Posted by CJensen@infoaddict.com | February 25th, 2010 |  No Comments »

FILED UNDER: AllComicsLifestyleMoviesTVToys

http://mtvgames.typepad.com/mtv_video_games_blog/images/comic_con_crowd.jpg

You can’t even say “Comic-Con” without preceding it with “San Diego”.  The San Diego Comic-Con has been a yearly phrase ever since 1970, when it first began operations. But, with time comes change, and with success comes competition and this is what San Diego is facing now as several cities are making a big push to host future Comic-Cons.
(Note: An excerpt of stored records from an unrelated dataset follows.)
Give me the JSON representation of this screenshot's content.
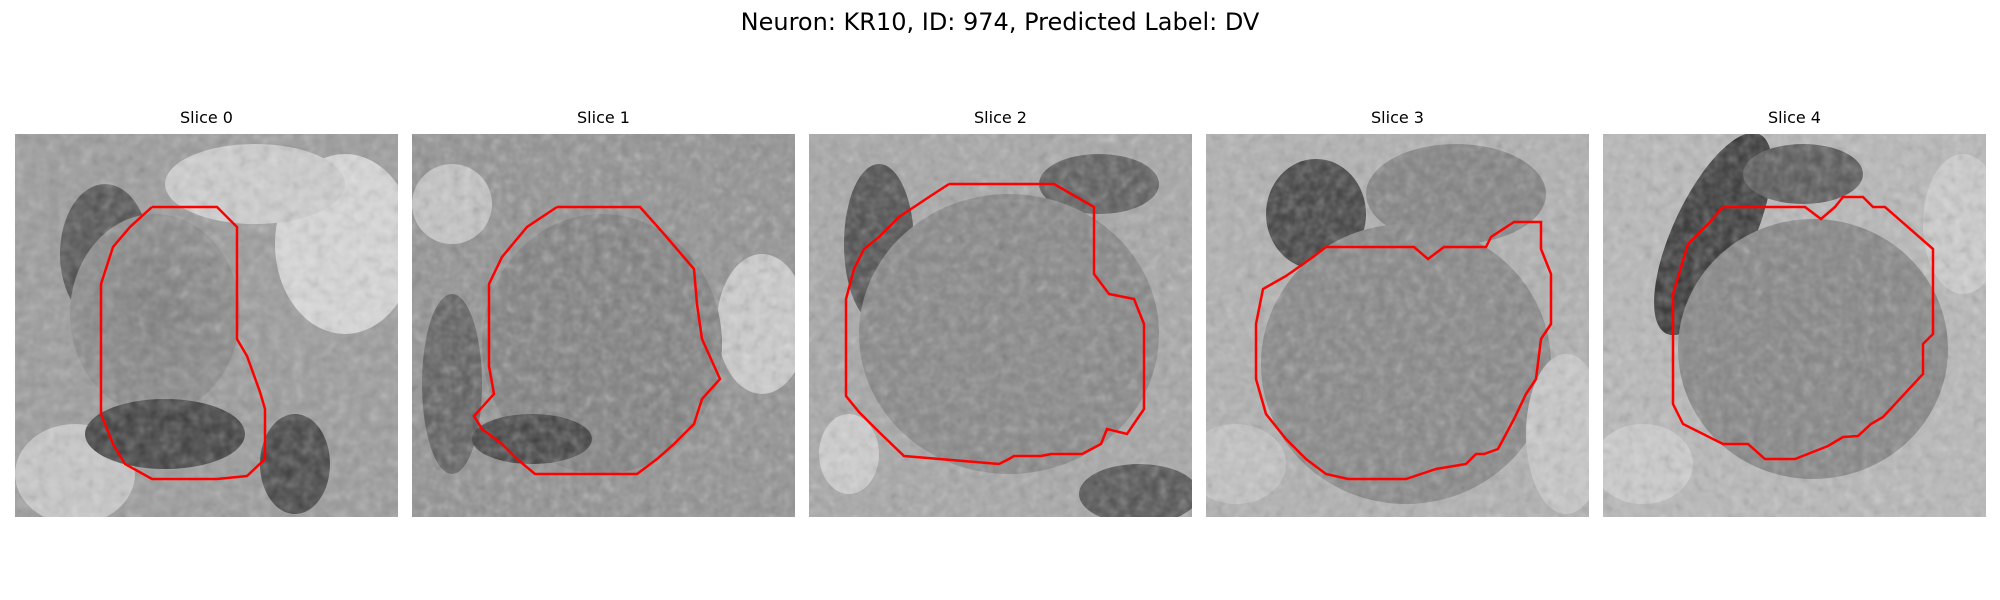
{
  "figure": {
    "title": "Neuron: KR10, ID: 974, Predicted Label: DV"
  },
  "panels": [
    {
      "title": "Slice 0"
    },
    {
      "title": "Slice 1"
    },
    {
      "title": "Slice 2"
    },
    {
      "title": "Slice 3"
    },
    {
      "title": "Slice 4"
    }
  ],
  "colors": {
    "contour": "#ff0000",
    "background": "#ffffff"
  }
}
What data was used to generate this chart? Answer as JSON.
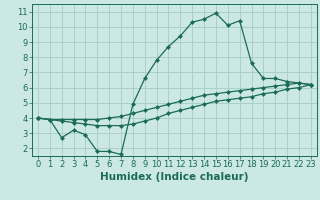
{
  "title": "",
  "xlabel": "Humidex (Indice chaleur)",
  "bg_color": "#cce8e5",
  "grid_color": "#aad0cc",
  "line_color": "#1a6b5a",
  "xlim": [
    -0.5,
    23.5
  ],
  "ylim": [
    1.5,
    11.5
  ],
  "xticks": [
    0,
    1,
    2,
    3,
    4,
    5,
    6,
    7,
    8,
    9,
    10,
    11,
    12,
    13,
    14,
    15,
    16,
    17,
    18,
    19,
    20,
    21,
    22,
    23
  ],
  "yticks": [
    2,
    3,
    4,
    5,
    6,
    7,
    8,
    9,
    10,
    11
  ],
  "line1_x": [
    0,
    1,
    2,
    3,
    4,
    5,
    6,
    7,
    8,
    9,
    10,
    11,
    12,
    13,
    14,
    15,
    16,
    17,
    18,
    19,
    20,
    21,
    22,
    23
  ],
  "line1_y": [
    4.0,
    3.9,
    2.7,
    3.2,
    2.9,
    1.8,
    1.8,
    1.6,
    4.9,
    6.6,
    7.8,
    8.7,
    9.4,
    10.3,
    10.5,
    10.9,
    10.1,
    10.4,
    7.6,
    6.6,
    6.6,
    6.4,
    6.3,
    6.2
  ],
  "line2_x": [
    0,
    1,
    2,
    3,
    4,
    5,
    6,
    7,
    8,
    9,
    10,
    11,
    12,
    13,
    14,
    15,
    16,
    17,
    18,
    19,
    20,
    21,
    22,
    23
  ],
  "line2_y": [
    4.0,
    3.9,
    3.9,
    3.9,
    3.9,
    3.9,
    4.0,
    4.1,
    4.3,
    4.5,
    4.7,
    4.9,
    5.1,
    5.3,
    5.5,
    5.6,
    5.7,
    5.8,
    5.9,
    6.0,
    6.1,
    6.2,
    6.3,
    6.2
  ],
  "line3_x": [
    0,
    1,
    2,
    3,
    4,
    5,
    6,
    7,
    8,
    9,
    10,
    11,
    12,
    13,
    14,
    15,
    16,
    17,
    18,
    19,
    20,
    21,
    22,
    23
  ],
  "line3_y": [
    4.0,
    3.9,
    3.8,
    3.7,
    3.6,
    3.5,
    3.5,
    3.5,
    3.6,
    3.8,
    4.0,
    4.3,
    4.5,
    4.7,
    4.9,
    5.1,
    5.2,
    5.3,
    5.4,
    5.6,
    5.7,
    5.9,
    6.0,
    6.2
  ],
  "tick_fontsize": 6.0,
  "xlabel_fontsize": 7.5,
  "marker_size": 2.5,
  "line_width": 0.9
}
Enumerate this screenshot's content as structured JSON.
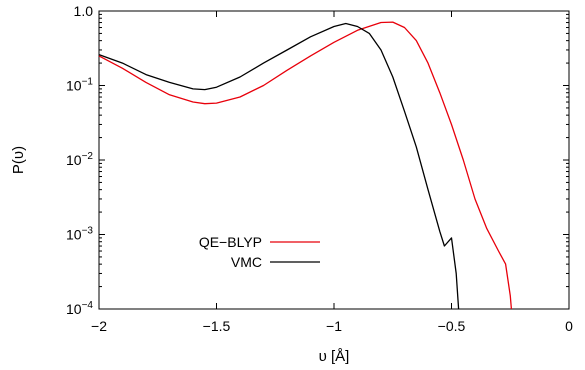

Anaheim, Las Vegas and Los Angeles are the big three, licking their chops at the fact Comic Con’s San Diego contract expires in 2012.

Hotels near San Diego’s convention center have offered Comic-Con 300,000 square feet of free meeting space and have proposed doubling the number of dedicated convention guest rooms to 14,000 in an attempt to lock in the convention through 2015.

By then, convention center officials hope to have completed a planned expansion that would leave the event with ample space.

“San Diego and Comic-Con go hand in hand like Batman and Robin,” San Diego Convention Center Corp. spokesman Steven Johnson said. “We want to make sure that dynamic duo stays together.”

Comic-Con spokesman David Glanzer acknowledged that the event has been straining against the limits of its current home and that it is considering whether the San Diego proposal would assuage those concerns.

“We love San Diego. The majority of the people who put the show on live here,” said Glanzer, who did not know when a venue would be chosen. “But we have to make a decision that’s based on what really is best for the event.”